3. Derjenige, dessen Namen nicht Familienname ist, kann seinen eigenen Namen dem Ehenamen entweder voran- oder nachstellen. Diese beiden Namen werden dann durch Bindestrich verbunden. Auf die gemeinsamen Kinder überträgt sich jedoch nur der Familienname, Doppelnamen für die Kinder sind nicht möglich.
Ehevertrag
Wird kein Ehevertrag vereinbart, so gilt die gesetzliche Zugewinngemeinschaft. Das bedeutet:
Jedem Ehegatten gehört weiterhin das, was er in die Ehe gebracht hat. Auch Vermögen, das er während der Ehe alleine erwirbt, ist sein Eigentum (z.B. eine Erbschaft). Was die Partner dagegen zusammen erwerben (z.B. ein Haus), gehört beiden gemeinsam. Da heute viele Ehepartner vollkommen unabhängig sind vom anderen, wird oft eine andere Form des Güterbestandes gewählt - die Gütertrennung.

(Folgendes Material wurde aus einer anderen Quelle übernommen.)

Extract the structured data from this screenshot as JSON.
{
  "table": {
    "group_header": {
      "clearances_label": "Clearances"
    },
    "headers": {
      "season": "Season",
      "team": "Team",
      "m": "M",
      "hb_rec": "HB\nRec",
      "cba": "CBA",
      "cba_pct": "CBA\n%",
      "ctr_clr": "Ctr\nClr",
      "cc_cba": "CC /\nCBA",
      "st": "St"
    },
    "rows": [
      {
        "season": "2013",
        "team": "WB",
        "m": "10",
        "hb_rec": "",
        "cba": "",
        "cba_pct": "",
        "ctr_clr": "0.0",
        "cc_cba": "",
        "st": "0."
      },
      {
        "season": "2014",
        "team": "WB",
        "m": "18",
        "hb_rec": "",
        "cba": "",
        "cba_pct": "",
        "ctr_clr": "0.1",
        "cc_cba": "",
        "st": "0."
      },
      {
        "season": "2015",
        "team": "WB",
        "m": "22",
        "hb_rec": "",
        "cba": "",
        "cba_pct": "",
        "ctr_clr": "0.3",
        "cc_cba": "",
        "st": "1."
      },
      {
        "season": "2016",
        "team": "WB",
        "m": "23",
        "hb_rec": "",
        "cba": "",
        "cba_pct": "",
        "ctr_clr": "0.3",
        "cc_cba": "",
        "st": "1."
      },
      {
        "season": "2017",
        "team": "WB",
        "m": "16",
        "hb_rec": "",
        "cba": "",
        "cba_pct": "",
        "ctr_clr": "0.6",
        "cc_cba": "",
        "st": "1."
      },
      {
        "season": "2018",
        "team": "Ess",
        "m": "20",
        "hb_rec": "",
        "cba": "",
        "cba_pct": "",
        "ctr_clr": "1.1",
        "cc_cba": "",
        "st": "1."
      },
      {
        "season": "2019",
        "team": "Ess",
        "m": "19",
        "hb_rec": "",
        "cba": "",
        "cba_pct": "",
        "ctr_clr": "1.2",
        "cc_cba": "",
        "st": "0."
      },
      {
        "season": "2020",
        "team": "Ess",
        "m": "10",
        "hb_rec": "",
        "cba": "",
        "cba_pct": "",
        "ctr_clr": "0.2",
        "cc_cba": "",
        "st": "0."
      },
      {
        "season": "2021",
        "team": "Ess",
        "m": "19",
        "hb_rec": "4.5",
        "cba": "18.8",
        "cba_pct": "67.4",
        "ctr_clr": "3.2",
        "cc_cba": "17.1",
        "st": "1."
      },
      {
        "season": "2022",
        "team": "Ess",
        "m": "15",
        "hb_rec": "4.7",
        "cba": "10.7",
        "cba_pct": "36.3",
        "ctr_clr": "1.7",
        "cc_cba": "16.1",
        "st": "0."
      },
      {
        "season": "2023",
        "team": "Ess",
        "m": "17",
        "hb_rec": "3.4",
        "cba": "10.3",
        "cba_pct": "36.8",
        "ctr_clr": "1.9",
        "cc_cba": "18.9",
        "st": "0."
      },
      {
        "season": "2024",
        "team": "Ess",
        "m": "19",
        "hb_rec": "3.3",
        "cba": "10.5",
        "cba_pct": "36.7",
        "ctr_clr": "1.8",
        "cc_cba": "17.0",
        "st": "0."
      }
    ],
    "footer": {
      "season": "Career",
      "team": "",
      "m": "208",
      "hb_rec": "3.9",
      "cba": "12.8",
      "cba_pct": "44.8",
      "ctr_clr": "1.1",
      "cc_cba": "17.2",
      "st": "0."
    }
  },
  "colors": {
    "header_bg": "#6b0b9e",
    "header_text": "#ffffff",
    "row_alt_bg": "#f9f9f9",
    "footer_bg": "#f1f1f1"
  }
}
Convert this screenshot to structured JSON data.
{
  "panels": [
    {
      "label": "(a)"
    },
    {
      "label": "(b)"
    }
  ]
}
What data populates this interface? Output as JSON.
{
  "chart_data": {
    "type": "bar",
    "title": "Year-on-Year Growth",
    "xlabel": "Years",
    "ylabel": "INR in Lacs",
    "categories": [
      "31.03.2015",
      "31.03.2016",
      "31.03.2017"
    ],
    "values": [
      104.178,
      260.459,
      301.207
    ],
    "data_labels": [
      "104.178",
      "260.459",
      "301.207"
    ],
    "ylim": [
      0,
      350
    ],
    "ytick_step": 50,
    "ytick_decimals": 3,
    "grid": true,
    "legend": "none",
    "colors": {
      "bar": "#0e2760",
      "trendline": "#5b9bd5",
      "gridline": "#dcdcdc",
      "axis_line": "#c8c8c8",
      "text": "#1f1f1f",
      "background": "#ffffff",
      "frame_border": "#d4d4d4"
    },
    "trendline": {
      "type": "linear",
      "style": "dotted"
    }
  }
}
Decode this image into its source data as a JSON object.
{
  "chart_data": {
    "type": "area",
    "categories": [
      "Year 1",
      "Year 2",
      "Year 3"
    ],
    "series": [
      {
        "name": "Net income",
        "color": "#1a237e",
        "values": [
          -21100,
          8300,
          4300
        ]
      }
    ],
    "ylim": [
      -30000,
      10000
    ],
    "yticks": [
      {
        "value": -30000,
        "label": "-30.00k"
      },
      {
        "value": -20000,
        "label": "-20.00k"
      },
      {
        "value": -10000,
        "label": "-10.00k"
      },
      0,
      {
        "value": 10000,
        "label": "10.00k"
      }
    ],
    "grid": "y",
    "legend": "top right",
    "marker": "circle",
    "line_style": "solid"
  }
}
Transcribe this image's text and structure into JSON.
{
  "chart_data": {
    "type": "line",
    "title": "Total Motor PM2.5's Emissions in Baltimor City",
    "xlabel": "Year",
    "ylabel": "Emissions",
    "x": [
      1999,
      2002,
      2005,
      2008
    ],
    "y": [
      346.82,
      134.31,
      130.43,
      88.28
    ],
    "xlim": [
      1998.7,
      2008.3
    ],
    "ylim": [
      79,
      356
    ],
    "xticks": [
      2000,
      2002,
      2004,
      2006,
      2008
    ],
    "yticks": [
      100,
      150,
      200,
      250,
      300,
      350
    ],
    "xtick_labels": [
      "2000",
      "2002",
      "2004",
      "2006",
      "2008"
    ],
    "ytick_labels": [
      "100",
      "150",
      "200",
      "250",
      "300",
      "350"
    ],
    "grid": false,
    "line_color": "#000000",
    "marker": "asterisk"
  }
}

Eine weitere Möglichkeit ist auch die Gütergemeinschaft, wobei alles beiden Ehepartnern zusammen gehört. Dies muss in einem notariell beglaubigten Vertrag festgehalten werden. Sie können jedoch in einem Ehevertrag auch festlegen, wie die Hausarbeit aufgeteilt wird oder wie die Erziehung der Kinder aussehen soll.
Die Kirchliche Trauung
Die standesamtliche Trauung muss sein - aber für viele bleibt die würdevolle Zeremonie der kirchlichen Trauung der Höhepunkt der Hochzeit.
Wenn Sie Wert auf einen perfekten Ablauf der Feierlichkeiten legen, sollten Sie unbedingt auch den Hochzeitszug vorher planen. Während der gesamten Zeremonie geht, steht, sitzt die Braut rechts vom Bräutigam. Der Einzug in die Kirche wird traditionsgemäss vom Bräutigam und seiner Mutter begonnen, dann folgen die Brautführer und schliesslich die Braut am Arm ihres Vaters. Bei der weniger formellen Variante führt der Vater die Braut zum Altar, gefolgt vom Bräutigam und seiner Mutter.
Die moderne Lösung sieht so aus: Zwei Brautjungfern schreiten vor dem Brautpaar. Bei allen drei Möglichkeiten führt der Bräutigam seine Braut aus der Kirche. Die Anfahrt zur Kirche gestaltet sich genauso wie der Einzug. Wenn die Braut also nicht vom Bräutigam zum Altar geführt wird, dürfen sie auch nicht gemeinsam vorfahren.
Drei Musikstücke sind während der kirchlichen Trauung von Bedeutung: Das erste Stück ist festlich und feierlich für den Einzug der Brautleute in die Kirche. Nach dem Eheversprechen erklingt ein besinnliches Stück, und beim Auszug aus der Kirche ertönt es hell und beschwingt.
Katholische Trauung
Die katholische Trauung findet grundsätzlich in der Gemeinde der Braut statt. Wenn Sie wünschen, in einer anderen Kirche getraut zu werden, müssen Sie Ihren Pfarrer um einen Überweisungsschein bitten. Nach der Anmeldung findet ein sogenannter Brautunterricht statt, in dem vor allem über die Grundsätze der christlichen Ehe gesprochen wird. Waren Sie schon einmal katholisch getraut und sind nun geschieden, so können Sie nicht mehr katholisch heiraten.
Benötigte Papiere:
- Personalausweis
- Aufgebotsbescheinigung vom Standesamt oder Heiratsurkunde
- Taufschein und
- Firmungszeugnis (beide nicht älter als 6 Monate)
Evangelische Trauung
Hierzu können Sie sich sowohl in der Gemeinde der Braut als auch in der Gemeinde des Bräutigams anmelden. Für die Trauung in einer anderen Kirche benötigen Sie einen Entlassungsschein. Vor der Festlegung des Trautermins findet ein Traugespräch statt.
Benötigte Papiere:
- Personalausweis
- Aufgebotsbescheinigung vom Standesamt oder Heiratsurkunde
- Taufschein und
- Konfirmationsscheine
Ökumenische Trauung
Grundsätzlich gilt, dass nur einer der Partner der Konfession angehören muss, in der die Trauung vollzogen werden soll. Wenn man sich zwischen einer katholischen oder einer evangelischen Zeremonie nicht entscheiden kann, gibt es folgende Varianten:
eine katholische Trauung (in einer katholischen Kirche) unter Mitwirkung eines evangelischen Pfarrers oder eine evangelische Trauung (in einer evangelischen Kirche) unter der Mitwirkung eines katholischen Pfarrers.